Après le diagnostic, Loutfi Kachou et Gina Bandar (Ventum Biotech) développent des produits biocides (Crédit © V. Handweiler)

Issus de la société MCC de diagnostic de contamination sur site, les entrepreneurs avaient compris l’enjeu des produits de décontamination et ont décidé dès 2019 de se lancer dans leur développement pour préparer l’imminence d’une épidémie. « Notre business plan était basé sur la grippe aviaire, beaucoup plus virulente que le Covid. » Aujourd’hui l’entreprise compte 5 salariés et propose une gamme de 6 produits protégés par des brevets notamment sur le système de poche avec mini-compresseur.
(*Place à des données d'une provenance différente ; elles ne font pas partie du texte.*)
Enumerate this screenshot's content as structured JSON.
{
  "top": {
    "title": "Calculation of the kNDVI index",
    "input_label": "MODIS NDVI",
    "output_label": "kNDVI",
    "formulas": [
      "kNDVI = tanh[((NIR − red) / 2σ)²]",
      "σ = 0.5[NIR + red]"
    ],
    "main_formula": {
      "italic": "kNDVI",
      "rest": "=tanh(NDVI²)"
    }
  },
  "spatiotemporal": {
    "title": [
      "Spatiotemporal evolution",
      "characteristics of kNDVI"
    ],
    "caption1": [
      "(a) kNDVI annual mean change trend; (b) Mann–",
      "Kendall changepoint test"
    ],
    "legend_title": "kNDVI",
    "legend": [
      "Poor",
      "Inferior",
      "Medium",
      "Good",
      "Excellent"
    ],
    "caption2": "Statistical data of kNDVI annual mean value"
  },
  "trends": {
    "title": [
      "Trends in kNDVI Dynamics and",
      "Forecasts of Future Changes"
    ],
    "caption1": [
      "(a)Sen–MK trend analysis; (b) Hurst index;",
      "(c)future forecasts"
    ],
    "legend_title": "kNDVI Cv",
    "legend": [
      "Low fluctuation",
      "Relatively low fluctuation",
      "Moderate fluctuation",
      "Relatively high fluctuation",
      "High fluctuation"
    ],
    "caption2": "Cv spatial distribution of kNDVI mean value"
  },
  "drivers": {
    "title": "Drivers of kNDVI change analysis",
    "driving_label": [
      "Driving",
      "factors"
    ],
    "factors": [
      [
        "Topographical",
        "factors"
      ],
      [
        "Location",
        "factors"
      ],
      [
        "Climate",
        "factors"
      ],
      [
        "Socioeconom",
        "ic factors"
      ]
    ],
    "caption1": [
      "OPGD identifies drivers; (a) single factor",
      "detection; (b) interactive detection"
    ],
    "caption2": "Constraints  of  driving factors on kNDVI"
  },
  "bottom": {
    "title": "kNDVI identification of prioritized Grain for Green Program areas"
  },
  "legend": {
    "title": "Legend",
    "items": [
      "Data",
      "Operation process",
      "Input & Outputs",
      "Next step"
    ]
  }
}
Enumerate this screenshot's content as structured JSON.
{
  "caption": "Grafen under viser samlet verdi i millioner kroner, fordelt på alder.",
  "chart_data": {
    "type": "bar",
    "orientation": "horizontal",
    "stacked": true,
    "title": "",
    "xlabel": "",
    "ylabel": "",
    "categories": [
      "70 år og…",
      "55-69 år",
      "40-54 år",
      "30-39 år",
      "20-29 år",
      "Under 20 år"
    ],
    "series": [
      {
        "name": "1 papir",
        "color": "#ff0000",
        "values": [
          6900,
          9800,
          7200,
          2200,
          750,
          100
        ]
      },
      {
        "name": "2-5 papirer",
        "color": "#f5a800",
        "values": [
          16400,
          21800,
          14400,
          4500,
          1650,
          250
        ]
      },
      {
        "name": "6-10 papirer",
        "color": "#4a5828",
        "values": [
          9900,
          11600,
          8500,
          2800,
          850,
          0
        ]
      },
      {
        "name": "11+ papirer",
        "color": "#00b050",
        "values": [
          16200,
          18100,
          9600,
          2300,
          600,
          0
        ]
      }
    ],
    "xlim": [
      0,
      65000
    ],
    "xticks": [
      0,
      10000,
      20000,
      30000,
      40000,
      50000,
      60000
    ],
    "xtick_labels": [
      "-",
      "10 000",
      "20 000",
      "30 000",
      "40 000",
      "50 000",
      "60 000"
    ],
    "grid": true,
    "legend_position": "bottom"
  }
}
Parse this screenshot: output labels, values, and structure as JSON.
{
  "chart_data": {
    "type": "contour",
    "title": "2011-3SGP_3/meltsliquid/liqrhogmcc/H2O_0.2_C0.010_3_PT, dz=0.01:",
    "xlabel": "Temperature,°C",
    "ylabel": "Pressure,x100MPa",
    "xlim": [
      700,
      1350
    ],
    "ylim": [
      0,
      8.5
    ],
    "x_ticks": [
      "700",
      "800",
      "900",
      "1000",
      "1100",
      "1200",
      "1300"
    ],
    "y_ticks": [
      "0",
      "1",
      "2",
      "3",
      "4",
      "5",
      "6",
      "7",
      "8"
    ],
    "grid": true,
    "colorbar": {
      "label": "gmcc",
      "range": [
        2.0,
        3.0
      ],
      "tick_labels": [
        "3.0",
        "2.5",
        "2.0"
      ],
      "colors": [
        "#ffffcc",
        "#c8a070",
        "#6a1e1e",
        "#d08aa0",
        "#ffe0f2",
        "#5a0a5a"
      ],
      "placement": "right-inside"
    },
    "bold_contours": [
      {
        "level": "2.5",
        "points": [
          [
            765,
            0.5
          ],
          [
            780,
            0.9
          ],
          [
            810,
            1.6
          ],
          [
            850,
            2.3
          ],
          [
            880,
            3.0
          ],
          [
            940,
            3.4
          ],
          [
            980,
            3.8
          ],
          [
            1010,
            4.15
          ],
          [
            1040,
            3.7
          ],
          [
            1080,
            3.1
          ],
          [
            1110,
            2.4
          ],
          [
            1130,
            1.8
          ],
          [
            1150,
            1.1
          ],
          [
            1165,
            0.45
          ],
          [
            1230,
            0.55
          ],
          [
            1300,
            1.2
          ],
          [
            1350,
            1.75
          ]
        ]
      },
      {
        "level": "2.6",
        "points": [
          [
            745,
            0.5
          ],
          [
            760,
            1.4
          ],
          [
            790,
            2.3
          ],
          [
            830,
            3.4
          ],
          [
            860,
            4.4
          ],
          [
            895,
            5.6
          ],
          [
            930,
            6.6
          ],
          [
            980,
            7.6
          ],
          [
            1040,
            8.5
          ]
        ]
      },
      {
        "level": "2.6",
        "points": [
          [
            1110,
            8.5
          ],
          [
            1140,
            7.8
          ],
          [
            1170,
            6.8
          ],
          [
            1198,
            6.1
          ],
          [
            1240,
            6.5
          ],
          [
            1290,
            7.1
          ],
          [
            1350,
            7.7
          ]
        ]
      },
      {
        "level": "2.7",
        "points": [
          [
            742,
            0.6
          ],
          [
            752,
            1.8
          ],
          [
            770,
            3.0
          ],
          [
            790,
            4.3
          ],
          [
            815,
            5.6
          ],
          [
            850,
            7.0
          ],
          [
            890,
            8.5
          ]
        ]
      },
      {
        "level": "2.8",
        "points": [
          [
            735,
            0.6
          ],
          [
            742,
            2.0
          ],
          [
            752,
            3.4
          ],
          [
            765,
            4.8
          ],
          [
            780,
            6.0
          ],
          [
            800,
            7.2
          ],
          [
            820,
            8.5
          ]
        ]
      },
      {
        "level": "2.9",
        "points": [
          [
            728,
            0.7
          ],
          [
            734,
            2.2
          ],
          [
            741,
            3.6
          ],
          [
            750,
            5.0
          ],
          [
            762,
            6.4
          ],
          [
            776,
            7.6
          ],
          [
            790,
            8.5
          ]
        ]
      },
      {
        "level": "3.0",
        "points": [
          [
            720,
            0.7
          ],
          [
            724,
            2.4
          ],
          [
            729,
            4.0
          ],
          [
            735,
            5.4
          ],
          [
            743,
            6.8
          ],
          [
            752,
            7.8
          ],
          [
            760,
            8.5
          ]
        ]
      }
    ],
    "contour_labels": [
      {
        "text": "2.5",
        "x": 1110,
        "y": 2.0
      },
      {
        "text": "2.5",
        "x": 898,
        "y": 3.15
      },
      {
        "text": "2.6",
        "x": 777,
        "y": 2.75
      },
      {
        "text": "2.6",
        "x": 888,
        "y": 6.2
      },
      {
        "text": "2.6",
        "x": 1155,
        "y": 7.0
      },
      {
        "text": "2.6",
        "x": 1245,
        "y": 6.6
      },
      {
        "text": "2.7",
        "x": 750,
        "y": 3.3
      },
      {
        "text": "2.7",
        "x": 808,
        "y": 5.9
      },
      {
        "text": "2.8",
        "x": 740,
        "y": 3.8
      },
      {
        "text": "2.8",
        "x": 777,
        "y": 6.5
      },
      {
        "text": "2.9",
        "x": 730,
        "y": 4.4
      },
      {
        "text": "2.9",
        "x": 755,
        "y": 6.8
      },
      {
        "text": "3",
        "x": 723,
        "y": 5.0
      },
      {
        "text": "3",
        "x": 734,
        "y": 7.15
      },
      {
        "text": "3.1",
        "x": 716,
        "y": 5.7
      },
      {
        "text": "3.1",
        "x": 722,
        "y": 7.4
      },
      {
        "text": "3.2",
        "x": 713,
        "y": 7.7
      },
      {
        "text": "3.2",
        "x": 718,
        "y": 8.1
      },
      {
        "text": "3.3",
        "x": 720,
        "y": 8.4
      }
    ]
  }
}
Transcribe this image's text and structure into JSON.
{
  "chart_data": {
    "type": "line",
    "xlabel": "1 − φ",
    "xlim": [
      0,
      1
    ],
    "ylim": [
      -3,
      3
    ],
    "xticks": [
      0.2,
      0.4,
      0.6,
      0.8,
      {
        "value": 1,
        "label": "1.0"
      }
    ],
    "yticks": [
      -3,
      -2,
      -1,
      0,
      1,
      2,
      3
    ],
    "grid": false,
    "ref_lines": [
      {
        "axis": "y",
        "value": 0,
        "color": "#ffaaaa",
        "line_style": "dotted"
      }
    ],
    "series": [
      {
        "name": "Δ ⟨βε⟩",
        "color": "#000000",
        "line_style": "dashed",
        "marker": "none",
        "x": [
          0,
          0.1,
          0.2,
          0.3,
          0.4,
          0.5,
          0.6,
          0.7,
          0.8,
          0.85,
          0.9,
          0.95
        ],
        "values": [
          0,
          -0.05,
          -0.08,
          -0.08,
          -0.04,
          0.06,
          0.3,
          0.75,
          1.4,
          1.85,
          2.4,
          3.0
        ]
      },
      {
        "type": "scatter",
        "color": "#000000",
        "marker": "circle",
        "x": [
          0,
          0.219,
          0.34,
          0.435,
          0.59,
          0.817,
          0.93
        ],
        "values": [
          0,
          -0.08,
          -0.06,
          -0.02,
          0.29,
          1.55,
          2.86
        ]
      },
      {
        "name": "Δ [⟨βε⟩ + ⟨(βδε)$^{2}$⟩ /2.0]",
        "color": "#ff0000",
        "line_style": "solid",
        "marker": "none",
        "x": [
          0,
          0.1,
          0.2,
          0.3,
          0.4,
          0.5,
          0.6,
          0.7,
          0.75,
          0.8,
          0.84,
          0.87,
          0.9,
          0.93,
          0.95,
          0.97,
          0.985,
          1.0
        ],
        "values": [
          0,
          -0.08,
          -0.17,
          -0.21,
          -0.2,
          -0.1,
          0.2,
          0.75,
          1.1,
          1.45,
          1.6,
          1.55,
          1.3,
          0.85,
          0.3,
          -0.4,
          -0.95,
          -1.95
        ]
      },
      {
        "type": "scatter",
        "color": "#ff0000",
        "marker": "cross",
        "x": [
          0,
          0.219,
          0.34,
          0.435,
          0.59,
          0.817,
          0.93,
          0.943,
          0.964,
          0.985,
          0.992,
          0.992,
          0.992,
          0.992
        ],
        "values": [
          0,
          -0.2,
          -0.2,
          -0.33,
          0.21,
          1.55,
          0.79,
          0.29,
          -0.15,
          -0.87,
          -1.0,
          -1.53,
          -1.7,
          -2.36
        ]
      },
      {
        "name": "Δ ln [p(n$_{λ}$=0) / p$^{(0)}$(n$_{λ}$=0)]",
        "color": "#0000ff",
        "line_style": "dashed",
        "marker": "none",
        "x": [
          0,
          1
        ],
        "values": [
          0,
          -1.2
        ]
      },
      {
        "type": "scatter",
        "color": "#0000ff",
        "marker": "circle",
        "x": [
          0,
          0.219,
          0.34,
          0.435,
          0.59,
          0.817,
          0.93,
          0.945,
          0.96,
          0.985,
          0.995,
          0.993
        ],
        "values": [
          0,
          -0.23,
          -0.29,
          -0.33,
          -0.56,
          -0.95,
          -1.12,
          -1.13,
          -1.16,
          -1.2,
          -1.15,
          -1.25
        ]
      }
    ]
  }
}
La société en fabrique 10 000 par mois chez un sous-traitant à Grenoble avec un objectif de 100 000 à l’automne suite à la mise en place de l’automatisation. Un bureau est déjà ouvert aux USA avec des belles perspectives de développement.

« Un aspect particulièrement positif de cette crise est la mise en évidence du rôle crucial des entreprises du secteur de la santé : celles du diagnostic médical très présentes, mais aussi toutes les autres. Un tissu très dense dans le territoire », souligne Laurent Garnier. Dans son bilan 2020, le pôle de compétitivité recense les initiatives des entreprises de la filière : matériel, gel, diagnostic, développement de traitements, solutions numériques, autant d’exemples concrets du grand dynamisme des entrepreneurs régionaux.